There is a story that has permeated various religions about two rooms. The first room is in hell, where the people have row after row of tables with laden with a feast of delicacies. Yet the people sitting around these tables are emaciated, moaning in hunger. In their hands, each held a long spoon, but their arms were splinted to wooden flats, so they could not bend their elbows to bring the spoons to their mouths.
In heaven, there is an identical room, with people in the same predicament of spoons. However, in heaven, the people sitting around these tables are comfortably sated. There, the people had discovered that it was only possible to feed each other, by reaching across the table with their long spoons to bring the food to each others' mouths, being fed depended on everyone being kind to one another.
Recently, Mark Bittman had an article in The New York Times called, Why I'm Not A Vegan. It's more a promo for his book, VB6 (Vegan Before 6), a lifestyle choice he made for health reasons. The idea behind VB6 is to basically eat vegan until dinnertime, although he admits to frequent cheating. It's very similar to meatless Mondays, forms of scheduled moderation for diet and health.
I've written previously on this blog about the concept of ahmisa, but today I'm thinking about community, and how eating is a communal act.

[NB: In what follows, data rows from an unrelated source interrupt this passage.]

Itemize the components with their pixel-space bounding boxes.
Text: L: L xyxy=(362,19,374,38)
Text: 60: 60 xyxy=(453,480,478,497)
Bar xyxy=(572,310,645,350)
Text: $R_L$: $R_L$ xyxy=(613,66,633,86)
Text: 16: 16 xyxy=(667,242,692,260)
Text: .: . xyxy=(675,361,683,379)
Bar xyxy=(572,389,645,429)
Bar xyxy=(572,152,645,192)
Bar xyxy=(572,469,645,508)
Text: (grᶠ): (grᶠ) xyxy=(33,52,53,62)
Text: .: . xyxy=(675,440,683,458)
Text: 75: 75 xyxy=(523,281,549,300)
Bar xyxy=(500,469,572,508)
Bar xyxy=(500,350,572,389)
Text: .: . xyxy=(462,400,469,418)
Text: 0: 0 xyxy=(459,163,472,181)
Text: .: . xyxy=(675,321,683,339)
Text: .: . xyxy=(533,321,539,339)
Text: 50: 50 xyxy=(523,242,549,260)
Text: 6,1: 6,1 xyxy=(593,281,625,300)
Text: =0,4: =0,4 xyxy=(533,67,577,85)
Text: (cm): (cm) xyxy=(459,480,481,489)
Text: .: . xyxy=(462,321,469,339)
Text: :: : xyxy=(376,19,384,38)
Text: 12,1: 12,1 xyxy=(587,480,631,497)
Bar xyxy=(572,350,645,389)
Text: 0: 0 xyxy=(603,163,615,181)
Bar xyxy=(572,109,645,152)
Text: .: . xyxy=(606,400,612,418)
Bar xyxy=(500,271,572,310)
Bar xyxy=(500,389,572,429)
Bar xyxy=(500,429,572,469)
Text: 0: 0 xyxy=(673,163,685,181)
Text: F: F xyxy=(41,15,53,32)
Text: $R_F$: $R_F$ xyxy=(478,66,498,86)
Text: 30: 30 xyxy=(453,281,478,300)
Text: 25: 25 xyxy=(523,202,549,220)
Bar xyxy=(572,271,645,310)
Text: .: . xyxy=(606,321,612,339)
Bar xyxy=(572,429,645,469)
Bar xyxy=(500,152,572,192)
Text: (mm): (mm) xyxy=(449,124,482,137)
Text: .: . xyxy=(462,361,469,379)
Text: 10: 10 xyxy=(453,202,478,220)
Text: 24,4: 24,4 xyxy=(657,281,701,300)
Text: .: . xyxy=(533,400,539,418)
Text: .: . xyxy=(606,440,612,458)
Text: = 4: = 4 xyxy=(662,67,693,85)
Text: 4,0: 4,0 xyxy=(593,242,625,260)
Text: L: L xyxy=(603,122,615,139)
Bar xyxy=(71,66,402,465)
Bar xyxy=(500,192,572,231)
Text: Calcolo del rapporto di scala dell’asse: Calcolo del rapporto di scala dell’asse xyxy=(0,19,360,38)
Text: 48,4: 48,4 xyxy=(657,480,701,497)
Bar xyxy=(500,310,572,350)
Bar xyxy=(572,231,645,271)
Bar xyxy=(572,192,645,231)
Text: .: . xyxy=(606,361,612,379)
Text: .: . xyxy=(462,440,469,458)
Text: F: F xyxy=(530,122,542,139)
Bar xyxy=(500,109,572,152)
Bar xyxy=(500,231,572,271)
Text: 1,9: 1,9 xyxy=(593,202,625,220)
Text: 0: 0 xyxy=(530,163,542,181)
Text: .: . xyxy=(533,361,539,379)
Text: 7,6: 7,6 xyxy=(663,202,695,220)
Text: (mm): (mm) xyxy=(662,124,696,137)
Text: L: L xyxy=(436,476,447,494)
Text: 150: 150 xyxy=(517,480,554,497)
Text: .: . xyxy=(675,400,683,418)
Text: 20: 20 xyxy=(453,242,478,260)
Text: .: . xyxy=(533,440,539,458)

Even when a person dines alone, rarely did they grow or hunt their food themselves, or at least, not all of it. They are the end of a (typically) long producer/consumer chain. In most cases, this chain is invisible. It brings to mind an article I read several years ago about how the definition of "cooking" has changed in America to include opening and heating up a can of soup.
With its invisible status, this producer/consumer chain is not considered part of most people's communities. But what if our thinking were to change? What if we started seeing eating as a form of engaging with community - not just through dinner conversation, but through product consumption? It might mean that we want more of connection to said products - by knowing the farmers, by shopping locally, by gardening ourselves, and that a faceless corporation is not a good dinner companion.
And what if we went beyond that? Aldo Leopold suggested the idea of in A Sand County Almanac, "The land ethic simply enlarges the boundaries of the community to include soils, waters, plants, and animals, or collectively: the land." What if we considered the pollinators such as bees, or the microbes in the soil, part of our community? They certainly contribute to our food production. What does it do to our thinking then?
What sort of spoon could you extend?